Kian Katanforoosh, a Stanford adjunct professor and CEO of the upskilling startup Workera, told TechCrunch that his team is already testing o3 in their coding workflows, and that they’ve found it to be a step above the competition. However, Katanforoosh says that o3 tends to hallucinate broken website links. The model will supply a link that, when clicked, doesn’t work.

Hallucinations may help models arrive at interesting ideas and be creative in their “thinking,” but they also make some models a tough sell for businesses in markets where accuracy is paramount. For example, a law firm likely wouldn’t be pleased with a model that inserts lots of factual errors into client contracts.

One promising approach to boosting the accuracy of models is giving them web search capabilities. OpenAI’s GPT-4o with web search achieves 90% accuracy on SimpleQA, another one of OpenAI’s accuracy benchmarks. Potentially, search could improve reasoning models’ hallucination rates, as well — at least in cases where users are willing to expose prompts to a third-party search provider.

If scaling up reasoning models indeed continues to worsen hallucinations, it’ll make the hunt for a solution all the more urgent.

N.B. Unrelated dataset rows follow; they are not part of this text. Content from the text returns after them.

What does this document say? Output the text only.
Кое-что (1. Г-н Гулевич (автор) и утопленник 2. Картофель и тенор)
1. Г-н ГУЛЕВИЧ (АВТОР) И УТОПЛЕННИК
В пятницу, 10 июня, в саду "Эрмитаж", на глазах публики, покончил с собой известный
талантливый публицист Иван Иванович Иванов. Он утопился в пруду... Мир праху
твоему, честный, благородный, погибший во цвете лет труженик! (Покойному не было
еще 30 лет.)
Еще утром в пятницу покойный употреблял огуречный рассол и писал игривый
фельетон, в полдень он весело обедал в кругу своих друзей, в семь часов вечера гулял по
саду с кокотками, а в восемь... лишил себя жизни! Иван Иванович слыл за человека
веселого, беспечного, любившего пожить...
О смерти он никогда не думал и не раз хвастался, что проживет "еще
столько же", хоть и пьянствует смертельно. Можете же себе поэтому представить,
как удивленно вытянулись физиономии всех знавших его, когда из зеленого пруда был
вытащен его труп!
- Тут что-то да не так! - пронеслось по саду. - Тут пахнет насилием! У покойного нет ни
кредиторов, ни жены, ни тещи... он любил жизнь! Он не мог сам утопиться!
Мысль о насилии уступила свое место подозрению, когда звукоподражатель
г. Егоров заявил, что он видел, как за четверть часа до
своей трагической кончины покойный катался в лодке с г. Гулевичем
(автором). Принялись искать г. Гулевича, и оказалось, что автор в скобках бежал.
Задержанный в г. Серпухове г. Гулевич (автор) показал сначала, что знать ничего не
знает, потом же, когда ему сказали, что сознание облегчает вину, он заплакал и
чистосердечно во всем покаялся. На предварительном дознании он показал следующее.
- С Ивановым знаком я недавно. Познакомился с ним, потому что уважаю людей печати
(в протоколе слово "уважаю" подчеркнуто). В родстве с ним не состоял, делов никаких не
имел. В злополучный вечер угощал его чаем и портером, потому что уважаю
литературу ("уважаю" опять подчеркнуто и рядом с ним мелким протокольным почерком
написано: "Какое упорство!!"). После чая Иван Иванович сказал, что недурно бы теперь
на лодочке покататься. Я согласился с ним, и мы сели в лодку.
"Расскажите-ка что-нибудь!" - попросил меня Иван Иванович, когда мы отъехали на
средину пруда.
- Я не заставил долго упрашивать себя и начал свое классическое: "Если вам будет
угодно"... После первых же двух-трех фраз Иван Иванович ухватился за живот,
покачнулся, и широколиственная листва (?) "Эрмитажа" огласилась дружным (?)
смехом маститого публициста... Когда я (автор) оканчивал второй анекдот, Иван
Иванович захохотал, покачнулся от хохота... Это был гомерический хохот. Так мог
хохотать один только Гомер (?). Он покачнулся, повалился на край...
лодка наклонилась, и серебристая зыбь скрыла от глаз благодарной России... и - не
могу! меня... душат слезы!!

“Addressing hallucinations across all our models is an ongoing area of research, and we’re continually working to improve their accuracy and reliability,” said OpenAI spokesperson Niko Felix in an email to TechCrunch.

In the last year, the broader AI industry has pivoted to focus on reasoning models after techniques to improve traditional AI models started showing diminishing returns. Reasoning improves model performance on a variety of tasks without requiring massive amounts of computing and data during training. Yet it seems reasoning also may lead to more hallucinating — presenting a challenge.